Suicide rates would tumble if 18-year-olds were no longer able to buy drink legally, US expert claims
The Government should raise the legal age at which alcohol can be purchased from 18 to 21 to curb the rate of youth suicides in the State, a US expert said yesterday.
Prof David Shaffer, head of child and adolescent psychiatry at Columbia University in New York, said that raising the age at which alcohol could be bought and consumed in the US had a significant effect on suicide rates among adolescents.
He told a conference at Dublin's Mater Hospital that it had resulted in a 12 per cent lowering of suicide rates. He noted that suicide rates among young people in the US had been tumbling over the last 10 years, while in Ireland the rates had increased and the country now had an "enormous problem" with youth suicide.
Alcohol consumption in the Republic was likely to be the "prime suspect", he said, adding that there was lots of evidence that alcohol was an important contributor to suicide. "I imagine the secularisation of Ireland must also play some role," he said.
Prof Shaffer added that recent studies in the US had found that up to 10 per cent of high school students attempted suicide, but only in 25 per cent of cases would this have led to a medical intervention. Therefore, most at- tempts were hidden and were only found during screening programmes, which he felt should be introduced in all schools. Screening now takes place in 40 states in the US.
The findings of a recent study among 12/15-year-olds in eight secondary schools in Dublin, published earlier this year, also found that young people with depressive disorders here were not being picked up and referred for treatment.
This study found that 20 per cent of the students were at risk of mental illness and that 4 per cent had attempted suicide. However, few were attending child and adolescent mental health services, but 22 out of 723 had been referred for help after the study. A total of 17 of the students had ticked a box in the questionnaire stating: "I want to kill myself."

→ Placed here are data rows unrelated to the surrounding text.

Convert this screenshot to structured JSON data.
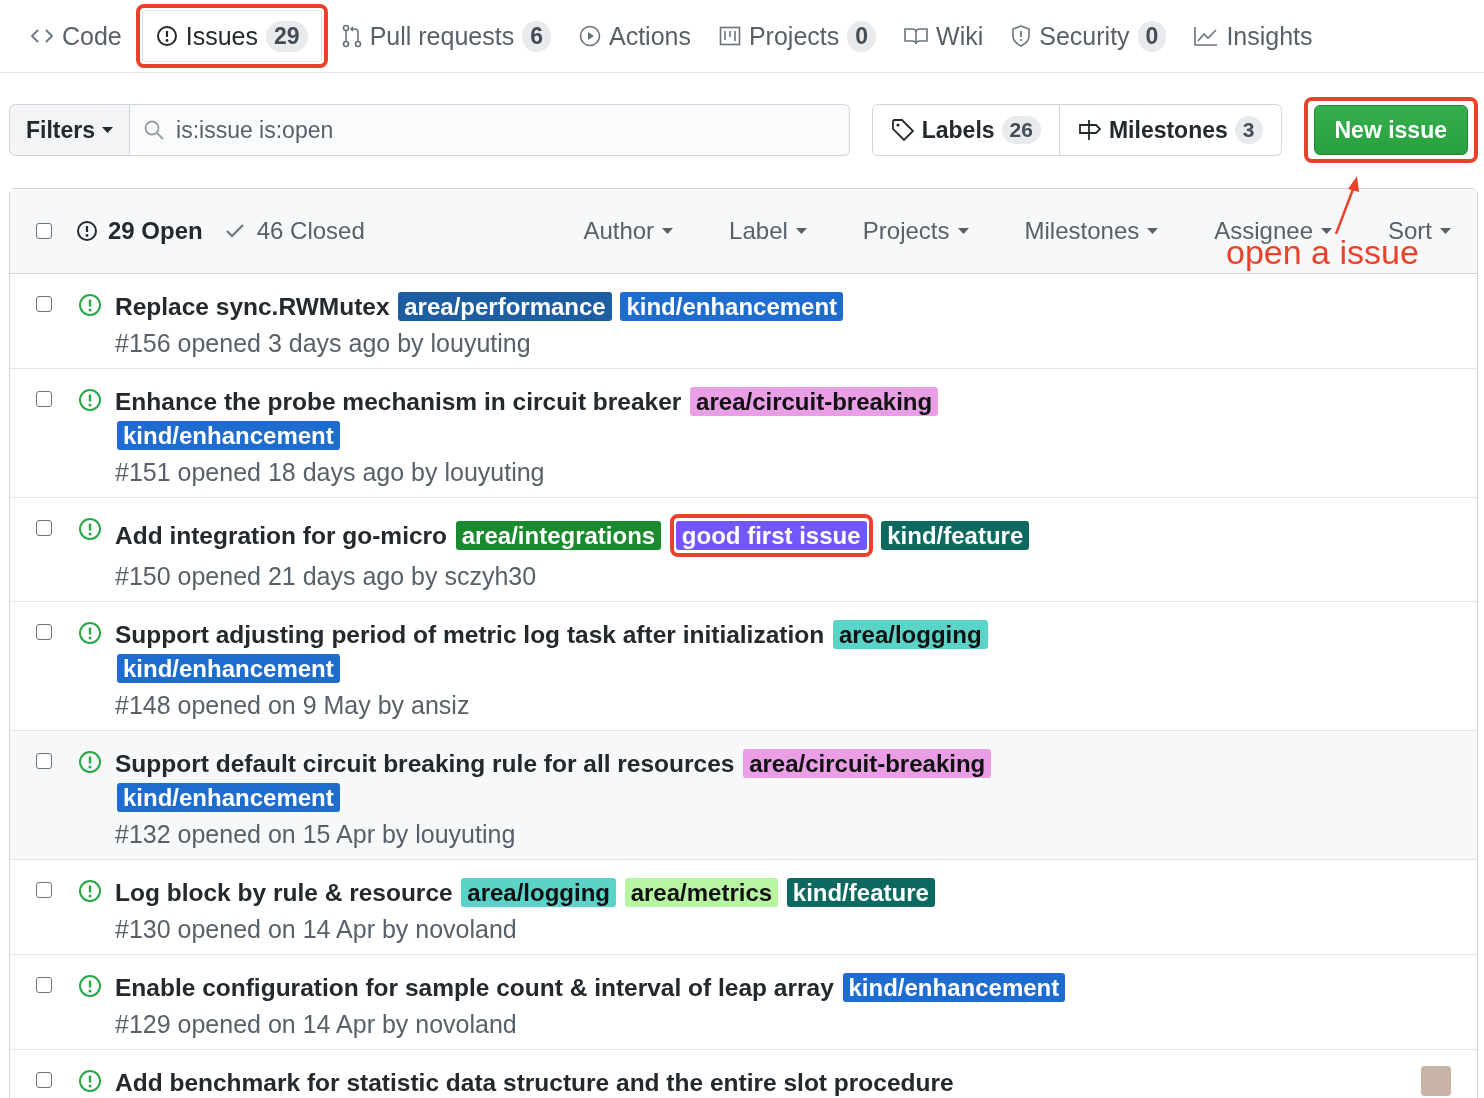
{
  "tabs": [
    {
      "kind": "code",
      "label": "Code",
      "selected": false,
      "highlighted": false
    },
    {
      "kind": "issue",
      "label": "Issues",
      "count": "29",
      "selected": true,
      "highlighted": true
    },
    {
      "kind": "pr",
      "label": "Pull requests",
      "count": "6",
      "selected": false,
      "highlighted": false
    },
    {
      "kind": "play",
      "label": "Actions",
      "selected": false,
      "highlighted": false
    },
    {
      "kind": "project",
      "label": "Projects",
      "count": "0",
      "selected": false,
      "highlighted": false
    },
    {
      "kind": "book",
      "label": "Wiki",
      "selected": false,
      "highlighted": false
    },
    {
      "kind": "shield",
      "label": "Security",
      "count": "0",
      "selected": false,
      "highlighted": false
    },
    {
      "kind": "graph",
      "label": "Insights",
      "selected": false,
      "highlighted": false
    }
  ],
  "toolbar": {
    "filters_button": "Filters",
    "search": {
      "value": "is:issue is:open"
    },
    "labels": {
      "label": "Labels",
      "count": "26"
    },
    "milestones": {
      "label": "Milestones",
      "count": "3"
    },
    "new_issue": {
      "label": "New issue",
      "highlighted": true
    }
  },
  "list_header": {
    "checked": false,
    "open": "29 Open",
    "closed": "46 Closed",
    "filters": [
      "Author",
      "Label",
      "Projects",
      "Milestones",
      "Assignee",
      "Sort"
    ]
  },
  "issues": [
    {
      "title": "Replace sync.RWMutex",
      "checked": false,
      "meta": "#156 opened 3 days ago by louyuting",
      "hovered": false,
      "labels": [
        {
          "name": "area/performance",
          "color": "#1d5ea3",
          "highlighted": false
        },
        {
          "name": "kind/enhancement",
          "color": "#1f6ccf",
          "highlighted": false
        }
      ]
    },
    {
      "title": "Enhance the probe mechanism in circuit breaker",
      "checked": false,
      "meta": "#151 opened 18 days ago by louyuting",
      "hovered": false,
      "labels": [
        {
          "name": "area/circuit-breaking",
          "color": "#ea9ee6",
          "highlighted": false
        },
        {
          "name": "kind/enhancement",
          "color": "#1f6ccf",
          "highlighted": false
        }
      ]
    },
    {
      "title": "Add integration for go-micro",
      "checked": false,
      "meta": "#150 opened 21 days ago by sczyh30",
      "hovered": false,
      "labels": [
        {
          "name": "area/integrations",
          "color": "#1a8a2e",
          "highlighted": false
        },
        {
          "name": "good first issue",
          "color": "#7057ff",
          "highlighted": true
        },
        {
          "name": "kind/feature",
          "color": "#0d6960",
          "highlighted": false
        }
      ]
    },
    {
      "title": "Support adjusting period of metric log task after initialization",
      "checked": false,
      "meta": "#148 opened on 9 May by ansiz",
      "hovered": false,
      "labels": [
        {
          "name": "area/logging",
          "color": "#5ad3c9",
          "highlighted": false
        },
        {
          "name": "kind/enhancement",
          "color": "#1f6ccf",
          "highlighted": false
        }
      ]
    },
    {
      "title": "Support default circuit breaking rule for all resources",
      "checked": false,
      "meta": "#132 opened on 15 Apr by louyuting",
      "hovered": true,
      "labels": [
        {
          "name": "area/circuit-breaking",
          "color": "#ea9ee6",
          "highlighted": false
        },
        {
          "name": "kind/enhancement",
          "color": "#1f6ccf",
          "highlighted": false
        }
      ]
    },
    {
      "title": "Log block by rule & resource",
      "checked": false,
      "meta": "#130 opened on 14 Apr by novoland",
      "hovered": false,
      "labels": [
        {
          "name": "area/logging",
          "color": "#5ad3c9",
          "highlighted": false
        },
        {
          "name": "area/metrics",
          "color": "#b7f5a3",
          "highlighted": false
        },
        {
          "name": "kind/feature",
          "color": "#0d6960",
          "highlighted": false
        }
      ]
    },
    {
      "title": "Enable configuration for sample count & interval of leap array",
      "checked": false,
      "meta": "#129 opened on 14 Apr by novoland",
      "hovered": false,
      "labels": [
        {
          "name": "kind/enhancement",
          "color": "#1f6ccf",
          "highlighted": false
        }
      ]
    },
    {
      "title": "Add benchmark for statistic data structure and the entire slot procedure",
      "checked": false,
      "hovered": false,
      "assignee_avatar": true
    }
  ],
  "annotation": {
    "text": "open a issue"
  }
}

One of the authors of the study, Dr Fionnuala Lynch, said that she found the presence of depressive disorders to be related to unhealthy family functioning, a history of being bullied and regular use of alcohol.
She added that 40 children under the age of 15 had died by suicide in Ireland over the past 10 years - treble the rate of the previous decade.

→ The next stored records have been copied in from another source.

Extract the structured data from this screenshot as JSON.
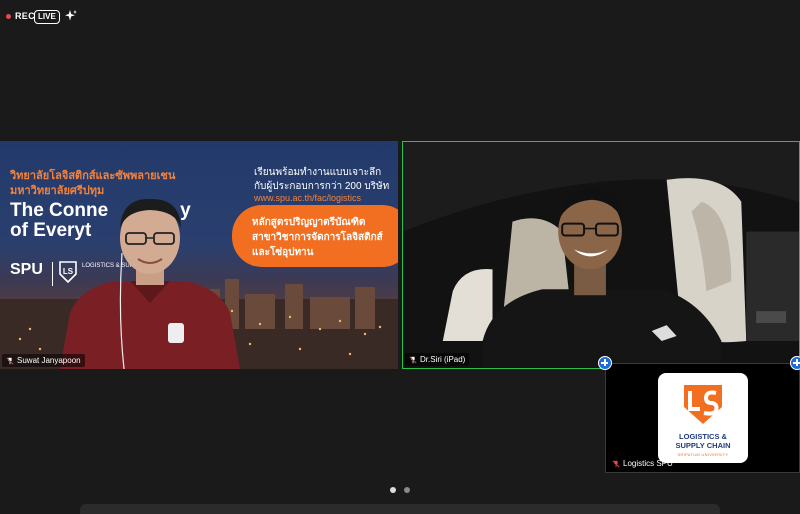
{
  "topbar": {
    "rec_label": "REC",
    "live_label": "LIVE",
    "sparkle_icon": "sparkle-icon"
  },
  "tiles": [
    {
      "name": "Suwat Janyapoon",
      "banner": {
        "thai_line1": "วิทยาลัยโลจิสติกส์และซัพพลายเชน",
        "thai_line2": "มหาวิทยาลัยศรีปทุม",
        "headline1": "The Conne",
        "headline1_suffix": "y",
        "headline2": "of Everyt",
        "spu": "SPU",
        "logistics_small": "LOGISTICS & SUPPLY",
        "right_line1": "เรียนพร้อมทำงานแบบเจาะลึก",
        "right_line2": "กับผู้ประกอบการกว่า 200 บริษัท",
        "right_url": "www.spu.ac.th/fac/logistics",
        "pill_line1": "หลักสูตรปริญญาตรีบัณฑิต",
        "pill_line2": "สาขาวิชาการจัดการโลจิสติกส์",
        "pill_line3": "และโซ่อุปทาน"
      }
    },
    {
      "name": "Dr.Siri (iPad)",
      "active_speaker": true
    },
    {
      "name": "Logistics SPU",
      "muted": true,
      "logo_line1": "LOGISTICS &",
      "logo_line2": "SUPPLY CHAIN",
      "logo_line3": "SRIPATUM UNIVERSITY"
    }
  ],
  "pagination": {
    "pages": 2,
    "current": 1
  },
  "colors": {
    "background": "#1a1a1a",
    "active_border": "#29c14a",
    "accent_orange": "#f26f21",
    "rec_red": "#e5484d",
    "plus_blue": "#1e6bd6"
  }
}
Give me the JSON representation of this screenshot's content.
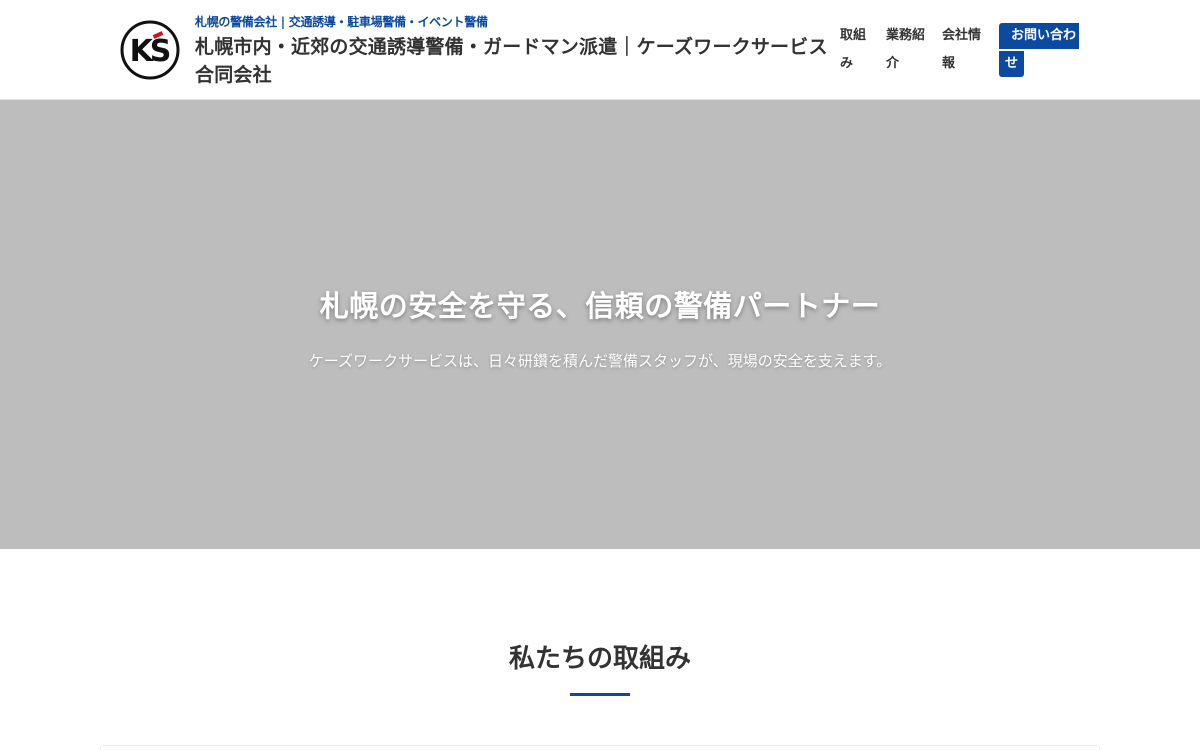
{
  "header": {
    "tagline": "札幌の警備会社 | 交通誘導・駐車場警備・イベント警備",
    "site_title": "札幌市内・近郊の交通誘導警備・ガードマン派遣｜ケーズワークサービス合同会社",
    "logo_text": "KS"
  },
  "nav": {
    "items": [
      {
        "label": "取組み"
      },
      {
        "label": "業務紹介"
      },
      {
        "label": "会社情報"
      }
    ],
    "contact_line1": "お問い合わ",
    "contact_line2": "せ"
  },
  "hero": {
    "title": "札幌の安全を守る、信頼の警備パートナー",
    "subtitle": "ケーズワークサービスは、日々研鑽を積んだ警備スタッフが、現場の安全を支えます。"
  },
  "section": {
    "title": "私たちの取組み"
  },
  "colors": {
    "brand": "#0b4aa0",
    "hero_bg": "#bdbdbd"
  }
}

Apart from alcohol use, Prof Shaffer said some US studies had shown that a family history of suicide and poor communication with a father increased the risk of adolescent suicides. The biggest trigger of suicide clusters was a suicide which had been highly publicised.
He said that increased prescribing of anti-depressants among young people had brought down suicide rates in many places, including the US and Scandinavia. This was also something Ireland could look at, but the vulnerable young people would first have to be identified so that they could be treated.